By analyzing embryos compound-heterozygous for the null and the hypomorphic GFP knockin alleles (Cbfb−/GFP), we found that CD4 expression was derepressed and thymocyte development was blocked at DN1 and DN2 stages in E17.5 Cbfb−/GFP embryos, which also had much smaller thymi with reduced cellularity compared to their litter mate controls. Further studies on cell proliferation and apoptosis indicated that increased cell death might account for the reduced cellularity. The compound heterozygous Cbfb−/GFP mice died at birth with severe bone formation defects.

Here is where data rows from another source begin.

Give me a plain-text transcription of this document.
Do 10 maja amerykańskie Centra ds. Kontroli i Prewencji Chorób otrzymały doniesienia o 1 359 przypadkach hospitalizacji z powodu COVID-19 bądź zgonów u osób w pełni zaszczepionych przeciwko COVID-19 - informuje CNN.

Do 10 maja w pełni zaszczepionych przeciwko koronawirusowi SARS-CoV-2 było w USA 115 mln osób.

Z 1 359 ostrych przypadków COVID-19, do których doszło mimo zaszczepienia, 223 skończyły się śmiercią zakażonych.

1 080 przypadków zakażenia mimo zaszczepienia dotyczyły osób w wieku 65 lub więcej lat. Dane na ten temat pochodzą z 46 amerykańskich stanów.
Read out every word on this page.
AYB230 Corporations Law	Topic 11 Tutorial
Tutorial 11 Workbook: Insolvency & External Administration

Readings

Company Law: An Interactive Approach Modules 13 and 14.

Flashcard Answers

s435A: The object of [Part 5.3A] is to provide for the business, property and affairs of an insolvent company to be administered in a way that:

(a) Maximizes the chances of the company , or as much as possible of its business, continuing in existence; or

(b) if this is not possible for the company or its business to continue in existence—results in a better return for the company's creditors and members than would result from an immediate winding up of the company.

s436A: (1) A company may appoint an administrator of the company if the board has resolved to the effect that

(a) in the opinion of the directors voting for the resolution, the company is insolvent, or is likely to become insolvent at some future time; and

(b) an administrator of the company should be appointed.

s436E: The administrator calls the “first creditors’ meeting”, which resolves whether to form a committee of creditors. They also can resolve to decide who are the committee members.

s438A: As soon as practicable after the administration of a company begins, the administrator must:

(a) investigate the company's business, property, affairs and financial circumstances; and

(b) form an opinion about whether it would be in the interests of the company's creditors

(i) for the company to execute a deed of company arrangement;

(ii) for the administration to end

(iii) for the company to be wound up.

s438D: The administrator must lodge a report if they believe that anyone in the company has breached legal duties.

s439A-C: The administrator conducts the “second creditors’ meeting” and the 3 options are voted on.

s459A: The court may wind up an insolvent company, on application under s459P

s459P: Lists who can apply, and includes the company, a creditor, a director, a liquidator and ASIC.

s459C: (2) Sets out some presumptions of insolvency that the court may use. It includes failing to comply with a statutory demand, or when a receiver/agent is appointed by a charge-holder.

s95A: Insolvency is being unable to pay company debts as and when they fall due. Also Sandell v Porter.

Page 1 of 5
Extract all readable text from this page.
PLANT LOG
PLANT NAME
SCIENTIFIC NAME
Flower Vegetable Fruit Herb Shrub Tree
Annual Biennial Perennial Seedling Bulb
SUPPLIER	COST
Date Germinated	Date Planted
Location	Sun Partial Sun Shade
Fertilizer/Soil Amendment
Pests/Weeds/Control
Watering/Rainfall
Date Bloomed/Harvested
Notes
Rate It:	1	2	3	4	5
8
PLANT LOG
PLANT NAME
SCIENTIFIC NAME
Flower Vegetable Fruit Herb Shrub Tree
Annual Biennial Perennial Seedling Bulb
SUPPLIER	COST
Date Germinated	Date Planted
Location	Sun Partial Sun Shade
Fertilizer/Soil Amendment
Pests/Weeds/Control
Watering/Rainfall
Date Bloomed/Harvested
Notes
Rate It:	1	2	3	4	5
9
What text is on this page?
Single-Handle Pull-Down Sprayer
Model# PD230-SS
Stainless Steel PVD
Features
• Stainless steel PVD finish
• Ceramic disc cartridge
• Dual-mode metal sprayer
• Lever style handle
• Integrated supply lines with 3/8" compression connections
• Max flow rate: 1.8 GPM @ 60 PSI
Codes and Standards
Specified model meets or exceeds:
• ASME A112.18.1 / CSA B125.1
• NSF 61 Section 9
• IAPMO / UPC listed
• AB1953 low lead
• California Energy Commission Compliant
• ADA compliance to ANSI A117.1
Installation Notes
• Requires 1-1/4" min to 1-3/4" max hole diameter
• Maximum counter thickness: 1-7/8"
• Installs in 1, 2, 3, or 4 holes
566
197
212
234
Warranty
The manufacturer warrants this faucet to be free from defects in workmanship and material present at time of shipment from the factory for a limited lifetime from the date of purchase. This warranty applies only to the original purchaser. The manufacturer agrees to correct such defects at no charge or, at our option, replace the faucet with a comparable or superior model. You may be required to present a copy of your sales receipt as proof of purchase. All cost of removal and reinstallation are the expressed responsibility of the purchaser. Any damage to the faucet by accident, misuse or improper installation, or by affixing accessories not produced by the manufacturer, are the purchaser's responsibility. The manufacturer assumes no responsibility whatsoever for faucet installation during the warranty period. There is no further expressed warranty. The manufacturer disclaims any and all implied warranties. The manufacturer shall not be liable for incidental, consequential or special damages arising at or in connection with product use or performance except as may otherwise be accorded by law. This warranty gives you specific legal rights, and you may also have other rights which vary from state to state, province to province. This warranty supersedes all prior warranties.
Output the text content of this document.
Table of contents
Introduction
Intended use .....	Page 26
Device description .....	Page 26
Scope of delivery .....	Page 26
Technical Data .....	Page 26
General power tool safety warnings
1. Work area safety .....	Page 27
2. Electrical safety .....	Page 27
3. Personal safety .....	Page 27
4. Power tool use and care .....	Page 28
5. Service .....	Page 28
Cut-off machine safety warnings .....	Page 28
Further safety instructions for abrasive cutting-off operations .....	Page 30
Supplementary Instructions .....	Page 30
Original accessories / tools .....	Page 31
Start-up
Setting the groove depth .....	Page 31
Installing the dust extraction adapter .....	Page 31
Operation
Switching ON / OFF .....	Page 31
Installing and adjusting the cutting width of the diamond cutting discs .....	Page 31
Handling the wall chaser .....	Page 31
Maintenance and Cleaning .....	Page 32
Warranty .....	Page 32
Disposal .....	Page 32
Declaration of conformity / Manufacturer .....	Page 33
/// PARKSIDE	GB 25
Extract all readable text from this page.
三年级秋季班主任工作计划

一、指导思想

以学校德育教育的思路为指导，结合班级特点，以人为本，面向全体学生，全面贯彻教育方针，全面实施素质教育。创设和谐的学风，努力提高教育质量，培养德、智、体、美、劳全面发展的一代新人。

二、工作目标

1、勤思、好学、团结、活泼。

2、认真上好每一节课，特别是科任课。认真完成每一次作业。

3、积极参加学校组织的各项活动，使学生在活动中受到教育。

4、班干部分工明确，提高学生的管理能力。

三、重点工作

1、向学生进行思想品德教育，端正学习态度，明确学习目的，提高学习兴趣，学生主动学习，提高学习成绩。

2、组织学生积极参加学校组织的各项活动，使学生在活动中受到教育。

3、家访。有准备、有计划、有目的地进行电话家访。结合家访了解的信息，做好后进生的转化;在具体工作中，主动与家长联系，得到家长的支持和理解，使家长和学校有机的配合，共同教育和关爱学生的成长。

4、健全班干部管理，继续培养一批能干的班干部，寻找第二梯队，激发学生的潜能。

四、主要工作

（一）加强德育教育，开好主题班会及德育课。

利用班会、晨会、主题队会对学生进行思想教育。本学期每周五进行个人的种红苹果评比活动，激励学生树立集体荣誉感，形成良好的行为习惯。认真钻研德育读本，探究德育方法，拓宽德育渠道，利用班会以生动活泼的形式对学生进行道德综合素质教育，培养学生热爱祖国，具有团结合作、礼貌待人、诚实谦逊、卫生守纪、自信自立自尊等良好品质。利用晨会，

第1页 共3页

The Tg(Lck-Cre)/conditional Cbfb-MYH11 mice were viable. In adult thymus, Cbfb-MYH11 expression led to a 10-fold reduction in thymocyte numbers, resulting from both impaired survival of CD4+CD8+ thymocytes (similar as in Cbfb−/GFP embryos) and a differentiation block at DN3 stage. The reduced cellularity could be rescued by over expression of Bcl2 through crossing with Tg(Lck-hBcl2) mice. Cbfb-MYH11 did not derepress CD4 expression in the thymus even though it did so in reporter assays in vitro, which could be due to incomplete Cre-lox reaction, or that Cbfb-MYH11 acts more than just a pure dominant negative. Our data suggest that Cbfβ is critical for several stages of T cell development and may help to explain why CBFB-MYH11+ cells cannot be detected in the T cell lineage in AML patients with this fusion gene.

Disclosure: No relevant conflicts of interest to declare.